The LyondellBasell Industries Bayport Polymers Plant in Pasadena, Texas uses natural gas to make plastics. Photographer: Aaron Sprecher/Bloomberg.

Natural gas is more than just fuel for ovens baking delicious Twinkies. It and oil produced from shale could be the catalyst for American manufacturing.

In the Wall Street Journal, Carlyle Group co-founder and co-CEO William E. Conway, Jr. writes that energy is one reason why he’s bullish on the United States:

Meanwhile, the discovery and production of new sources of crude oil and shale gas is lowering energy prices, jolting the U.S. into a new energy revolution. This development will lower costs and drive growth in U.S. manufacturing.

A new study on global manufacturing from the McKinsey Global Institute [via Wonkblog] also expects this new energy production to help:

This shift in energy cost has the potential to rewrite the economics of industries such as basic metals, paper and pulp, mineral products, chemicals, and rubber and plastics. In these industries energy costs can be 10 to 30 percent of value added. These industries account for 22 percent of jobs and 28 percent of value added in the US manufacturing sector.
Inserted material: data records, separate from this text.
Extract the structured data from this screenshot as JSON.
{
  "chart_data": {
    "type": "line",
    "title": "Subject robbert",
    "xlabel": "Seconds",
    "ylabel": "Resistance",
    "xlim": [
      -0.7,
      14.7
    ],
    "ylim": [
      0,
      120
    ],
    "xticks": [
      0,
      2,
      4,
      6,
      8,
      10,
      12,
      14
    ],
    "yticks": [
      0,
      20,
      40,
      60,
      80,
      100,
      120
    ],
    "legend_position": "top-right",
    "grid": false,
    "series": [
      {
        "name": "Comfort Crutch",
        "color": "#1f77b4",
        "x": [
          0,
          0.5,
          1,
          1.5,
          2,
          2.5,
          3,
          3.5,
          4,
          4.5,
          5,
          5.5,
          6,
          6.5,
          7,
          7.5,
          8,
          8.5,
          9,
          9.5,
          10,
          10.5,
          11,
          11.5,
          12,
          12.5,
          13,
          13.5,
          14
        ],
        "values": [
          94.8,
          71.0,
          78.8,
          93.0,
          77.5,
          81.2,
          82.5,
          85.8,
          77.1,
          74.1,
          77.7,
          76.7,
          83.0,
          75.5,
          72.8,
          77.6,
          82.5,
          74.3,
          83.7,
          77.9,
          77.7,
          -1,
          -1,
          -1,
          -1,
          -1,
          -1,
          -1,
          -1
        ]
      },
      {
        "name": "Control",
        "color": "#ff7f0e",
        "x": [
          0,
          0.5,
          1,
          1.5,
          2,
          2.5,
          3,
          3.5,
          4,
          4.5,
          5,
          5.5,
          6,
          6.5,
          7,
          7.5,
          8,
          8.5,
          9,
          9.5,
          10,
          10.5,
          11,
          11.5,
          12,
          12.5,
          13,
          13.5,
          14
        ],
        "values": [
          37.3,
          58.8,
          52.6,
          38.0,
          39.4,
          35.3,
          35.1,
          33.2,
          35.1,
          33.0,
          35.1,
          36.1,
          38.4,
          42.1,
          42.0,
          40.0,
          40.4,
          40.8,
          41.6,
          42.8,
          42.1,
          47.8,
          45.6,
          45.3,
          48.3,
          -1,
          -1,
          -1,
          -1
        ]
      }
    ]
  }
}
To understand how natural gas is used to produce other products, listen to this NPR conversation with George Blitz, Dow Chemical’s vice president of energy and climate change.

Boosting manufacturing is more than wishful thinking. Economist Mark Perry points out that we’re already seeing new jobs because of this energy abundance:

In several early signs of a turnaround for energy-intensive industries, chemical manufacturing employment increased in 2011 for the first time since 1997 and primary metal manufacturing (iron and steel) employment increased in two consecutive years (2010 and 2011) for the first time since the mid-1990s.

Since shale energy is creating new jobs in the manufacturing and energy sectors it shouldn’t be a shock that the energy boom is popular at the local and state levels according to USA Today. The last thing needed is a redundant set of rules from federal regulators that would halt the continued development of shale energy.